Big Mike came out of The Lodge and jogged, undoubtedly heading for The Italian Place and his daily bout of shoptalk with Johnny Trivani. His little girl let out belly laughs as she rode his shoulders.
"Just people. But one of them, out here on the street, inside one of these buildings or houses, in a cabin outside of town, is a killer. If he has to, he'll kill again."
* * *
He went to Meg's every evening. She wasn't always there. Jobs were picking up as the weather warmed. But they had an unspoken agreement that he would come and stay. He'd tend the dogs, see to some of the chores.
He was leaving his things there, such as they were, little by little. Another unspoken agreement. He kept his room at The Lodge, but it was more a storage area for his heavy winter gear at this point.
He could've moved that to Meg's, too. But that would've been the line. The official we're-living-together line.
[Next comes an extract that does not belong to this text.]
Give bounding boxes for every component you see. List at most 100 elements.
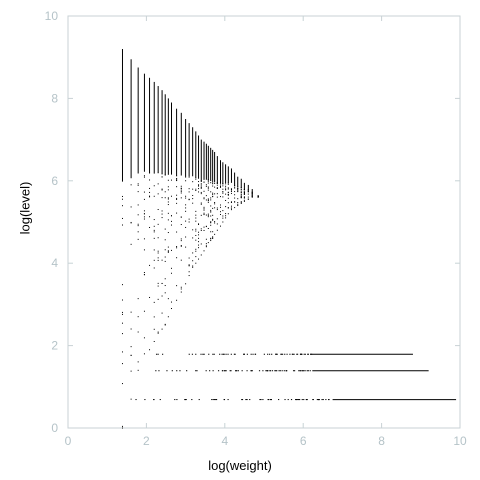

He saw the smoke from her chimney before he made the turn, and his mood cranked up another notch. But there was no plane on the lake, and it was Jacob's truck in her drive.
The dogs bolted out of the woods to greet him, with Rock carting one of the mastodon bones they liked to gnaw on. It looked fresh to Nate, and he left the dogs playing an energetic tug-of-war with it as he went inside.
Nate could smell blood before he was halfway to the kitchen. Instinctively his hand went to the butt of his weapon.
"I brought meat," Jacob said without turning around.
There were a couple of thick planks of something bloody on the counter. Nate relaxed his hand.
"She doesn't have much time to hunt these days. Bear are awake. It's good meat for stew, meat loaf."
Bear meat loaf, Nate thought. What a world. "I'm sure she'll appreciate it."
"We share what we have." Jacob continued calmly wrapping bear meat in thick white paper.
"She told you I was with her most days during the time her father was taken."
"Was taken? That's an interesting way to put it."
"His life was taken from him, wasn't it?" Jacob finished wrapping the meat, then picked up a black marker and wrote a date on the packages. It was such a housewifely gesture that Nate blinked.
"She told you this, but you don't trust her memory, or her heart."
"I trust her."
"She was a child." Jacob washed his hands in the sink. "She could be mistaken, or could, because she loves me, be protecting me."